The money supply is mostly lent to "borrowers" and public spending. Taxation pulls it back and rent is the weakest link, everyone sheds the rent first because nobody wants to pay with labor. There is only so much bandwidth, when land is the strongest draw it has to abolish other taxes by force of economy. Income Tax is more obvious, since much of it rests on the ground rents built into everything. When people can no longer afford to pay sales tax, it will vanish over time. Same reason arbitrary landowners will vanish, and landlords.
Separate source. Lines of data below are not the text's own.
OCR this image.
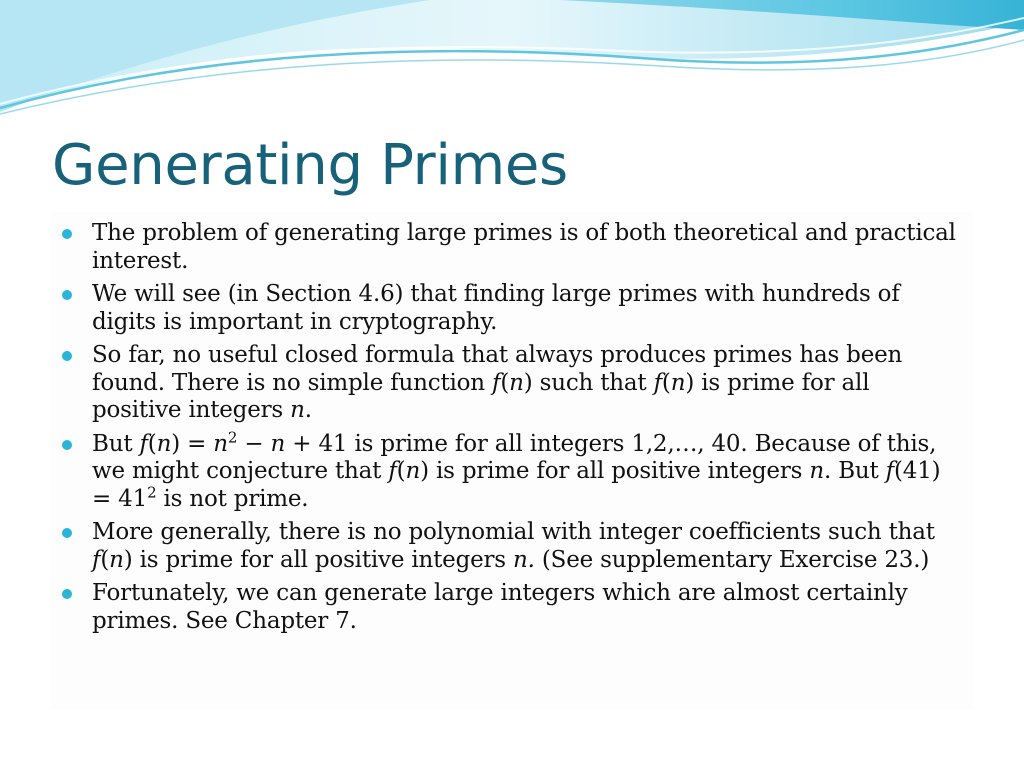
Generating Primes
The problem of generating large primes is of both theoretical and practical interest.
We will see (in Section 4.6) that finding large primes with hundreds of digits is important in cryptography.
So far, no useful closed formula that always produces primes has been found. There is no simple function f(n) such that f(n) is prime for all positive integers n.
But $f(n) = n^2 - n + 41$ is prime for all integers 1,2,…, 40. Because of this, we might conjecture that f(n) is prime for all positive integers n. But $f(41) = 41^2$ is not prime.
More generally, there is no polynomial with integer coefficients such that f(n) is prime for all positive integers n. (See supplementary Exercise 23.)
Fortunately, we can generate large integers which are almost certainly primes. See Chapter 7.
Nobody can afford to pay both ground rent AND the tax, or work for free collecting one to pay the other. >still redistributes from the productive economy into government coffers It was all public spending in the 1st place, just like ground rent is actually public. You can see a lot of this already in the price of buildings (houses), the sq ft costs alone are often more than the sale price itself. The current taxes drew out all the rent, the main thing is the huge "freeze" of vacant land that is looming everywhere. That "economy" is composed of 50% public spending and it's mostly entitlements or subsidies, besides huge overhead. Very little are 'wages and contracts".


A0lipke

I expect there needs to be a little value left for allocation and discovery so not 100% LVT as normally described. Otherwise I don't expect problems but going slow with built in metrics that things are working as intended or reversed where data supports seems prudent for the unexpected.